The protest was organized by several advocacy groups – including Moms Demand Action, March for Our Lives, the Harris County Democratic Party, and Black Lives Matter Houston – and featured speeches from gun control advocates who called for swift legislative measures from elected leaders to protect schoolchildren.
The event took place in Discovery Green Park across the street from the George R. Brown Convention Center where the annual gun convention is taking place. The protest comes after 19 children and two adults were shot and killed at Robb Elementary School in Uvalde, Texas, on Tuesday.
O’Rourke, this year’s Democratic gubernatorial nominee in Texas, stressed that “the lives of our kids are literally on the ballot” in November’s election.

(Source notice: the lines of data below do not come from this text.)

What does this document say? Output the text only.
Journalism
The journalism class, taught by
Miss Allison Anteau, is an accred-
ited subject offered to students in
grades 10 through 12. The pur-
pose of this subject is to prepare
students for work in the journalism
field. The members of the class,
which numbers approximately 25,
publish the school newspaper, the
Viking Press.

O’Rourke, speaking at the protest outside the NRA conference, addressed those gathered inside, saying “You are not our enemies. We are not yours. We extend our hand open and unarmed in a gesture of peace and fellowship to welcome you to join us to make sure that this no longer happens in this country. But the time for you to respond and to join us is now.”

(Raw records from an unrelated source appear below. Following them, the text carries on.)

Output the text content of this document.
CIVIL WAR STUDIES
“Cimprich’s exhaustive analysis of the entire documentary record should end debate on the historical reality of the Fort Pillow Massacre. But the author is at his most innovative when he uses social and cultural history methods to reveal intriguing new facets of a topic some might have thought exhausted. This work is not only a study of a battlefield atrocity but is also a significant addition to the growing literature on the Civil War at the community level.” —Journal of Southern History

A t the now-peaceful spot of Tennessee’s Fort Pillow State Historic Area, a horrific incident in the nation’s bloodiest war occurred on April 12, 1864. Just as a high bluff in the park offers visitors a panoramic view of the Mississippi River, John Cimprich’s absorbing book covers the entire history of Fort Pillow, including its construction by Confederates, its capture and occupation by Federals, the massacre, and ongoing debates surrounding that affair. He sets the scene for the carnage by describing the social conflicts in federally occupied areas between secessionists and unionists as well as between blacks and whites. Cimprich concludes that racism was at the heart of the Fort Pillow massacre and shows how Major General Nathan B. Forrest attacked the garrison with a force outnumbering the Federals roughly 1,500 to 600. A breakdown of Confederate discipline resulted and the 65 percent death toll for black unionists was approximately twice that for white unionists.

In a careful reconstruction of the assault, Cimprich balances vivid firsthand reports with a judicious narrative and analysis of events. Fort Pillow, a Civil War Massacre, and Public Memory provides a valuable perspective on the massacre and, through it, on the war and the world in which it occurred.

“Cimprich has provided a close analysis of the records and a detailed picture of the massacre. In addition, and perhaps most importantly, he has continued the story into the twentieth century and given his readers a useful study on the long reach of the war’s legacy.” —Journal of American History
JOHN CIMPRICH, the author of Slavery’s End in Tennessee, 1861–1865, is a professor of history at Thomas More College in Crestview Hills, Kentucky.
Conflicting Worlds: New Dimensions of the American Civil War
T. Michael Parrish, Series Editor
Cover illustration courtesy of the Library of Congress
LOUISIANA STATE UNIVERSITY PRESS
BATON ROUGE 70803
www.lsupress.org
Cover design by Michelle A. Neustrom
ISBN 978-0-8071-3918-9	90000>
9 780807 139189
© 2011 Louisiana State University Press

And he warned that if the NRA and its supporters don’t change course and seek common ground on measures to stem gun violence, “we will defeat you, and we will overcome you, and we will leave you behind.”
O’Rourke grabbed national attention in the 2018 midterms by coming close to upsetting conservative Sen. Ted Cruz of Texas before launching an unsuccessful bid for the 2020 Democratic presidential nomination.
Liz Hanks, the leader of the Texas chapter of the gun control group Moms Demand Action, was one of the main organizers of the event and spoke to those in attendance.
“There is worldwide media here today and do you know why?” Hanks asked. “Because we are an embarrassment around the entire world, because we can’t protect our children in their schools. We can’t protect out children at our churches. We can’t protect our community members in their grocery stores. We can’t protect people driving down the street.”
“We know how to fix this problem,” she added. “We have data that shows us how we fix it.”
Hanks then urged the crowd to turn to the convention center and “let them know how you feel about how they have not taken action on this issue.”
“Shame on you,” Hanks said as the crowd began chanting “shame” and making obscene gestures towards the center and those in attendance.
Linda Bennett, who has lived in Houston for the past eight years, told Fox News Digital she wanted to protest because she is “sick and tired of being sick and tired.”
“The governor that we have now is not going to change any gun laws … assault weapons kill lots of people in a five-minute period.” Bennett said.
Asked what she believes should be done to immediately address the situation, Bennett said, “The first thing is to ban assault weapons.”
“Nobody needs an assault weapon to protect themselves or their family, absolutely not,” she said. “Assault weapons are weapons of war. We’re not at war, so there’s no reason for anyone in this country to own one and it’s shocking to know there are more guns in the United States than there are people. Just let that sink in.”
Francisco Martinez told Fox News Digital that he and his wife Mary traveled more than 10 hours from Roswell, New Mexico, to protest in Houston.
“We drove because we care and we both want to stand up for school kids who cannot speak for themselves,” Martinez said. “When will the madness end? This is not hard to solve. How many more will die because politicians do not care?”
“The country is so divided right now and this is a problem everyone wants a solution to,” he added. “Now is the time to work together and put school kids first.”
Several elected officials in Texas were initially slated to speak in person at the NRA convention, including Gov. Greg Abbott and Lt. Gov. Dan Patrick, but those plans were later altered.
On Friday, it was announced that Abbott would deliver a pre-taped video message to those attending the convention and instead travel to Uvalde instead. Patrick announced Friday that he would not be speaking at the convention in an effort to “focus on the families” affected by the school shooting.
“Gov. Abbott will be delivering remarks via pre-recorded video to the NRA Conference,” Abbott campaign spokesman Mark Miner said in a statement on Friday. “He will be going to Uvalde today.”
Despite numerous withdrawals from the event, Sen. Ted Cruz, R-Texas, and former President Trump have stated they will still give remarks at the convention.
In addition to political leaders addressing the event, the convention also features 14 acres of the latest guns and gear from gun manufacturers, seminars ranging from concealed carry to how gun owners can best interact with law enforcement, and other events related to firearm safety.